Nearly one in ten of the children at Amani Primary School are orphans, people don't talk about it, there is a certain stigma attached to the term, and people certainly don't talk about HIV/AIDS. One African child dies every three seconds. A bottle of safe, clean, drinking water costs seven hundred Tanzanian Shillings, a bottle of Fanta costs three hundred and fifty shillings. Countless children suffer from worms and chronic anaemia, and other conditions that come hand in hand with malaria. Yet all of these can be treated and prevented relatively easily. Sometimes, I look back at all those children whose lives I touched, whose lives I changed in some small way, and wonder if they'll get a chance to live the opportunities they have.

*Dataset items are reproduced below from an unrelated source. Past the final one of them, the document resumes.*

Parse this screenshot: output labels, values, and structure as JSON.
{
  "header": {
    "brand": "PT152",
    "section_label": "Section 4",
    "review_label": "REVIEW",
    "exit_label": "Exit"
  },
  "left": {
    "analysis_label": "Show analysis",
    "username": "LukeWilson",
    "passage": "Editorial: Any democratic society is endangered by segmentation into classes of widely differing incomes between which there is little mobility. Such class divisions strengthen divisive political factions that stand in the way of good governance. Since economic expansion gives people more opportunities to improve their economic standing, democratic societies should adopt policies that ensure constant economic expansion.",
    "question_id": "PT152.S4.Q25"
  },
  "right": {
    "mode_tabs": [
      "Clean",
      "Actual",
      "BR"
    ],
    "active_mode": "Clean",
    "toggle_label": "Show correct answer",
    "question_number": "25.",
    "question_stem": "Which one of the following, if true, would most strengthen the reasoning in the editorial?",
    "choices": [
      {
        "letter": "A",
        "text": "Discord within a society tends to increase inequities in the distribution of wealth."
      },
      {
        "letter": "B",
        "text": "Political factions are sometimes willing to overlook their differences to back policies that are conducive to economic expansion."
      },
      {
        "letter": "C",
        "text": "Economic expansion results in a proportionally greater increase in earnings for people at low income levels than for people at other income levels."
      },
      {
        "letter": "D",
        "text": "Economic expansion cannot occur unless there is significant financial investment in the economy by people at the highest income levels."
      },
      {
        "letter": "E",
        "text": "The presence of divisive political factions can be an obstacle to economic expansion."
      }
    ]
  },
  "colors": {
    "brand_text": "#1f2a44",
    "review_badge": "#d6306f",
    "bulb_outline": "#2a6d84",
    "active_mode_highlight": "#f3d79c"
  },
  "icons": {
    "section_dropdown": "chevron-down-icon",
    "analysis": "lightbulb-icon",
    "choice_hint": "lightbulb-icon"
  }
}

So how do I feel? I'm happy to be home, I'm glad to be earning my own money again and I am so thankful for an electric shower, with warm water. I'm grateful that I'm not living a third world nightmare, I'm glad I have access to free healthcare, of a standard that is acceptable. And I am determined, determined to make a difference.

Whether it be by spending less time in the shower, or by donating money to a charity I know and trust will use it on the people they aim to help, not on administration and red tape, I can play my part in making the world a nicer place to be.

Africa changed my view of life, I've seen just how fragile we are, I've seen the best and the worst of human nature. I have lived, without running water or electricity, for three months, and I loved every minute of it.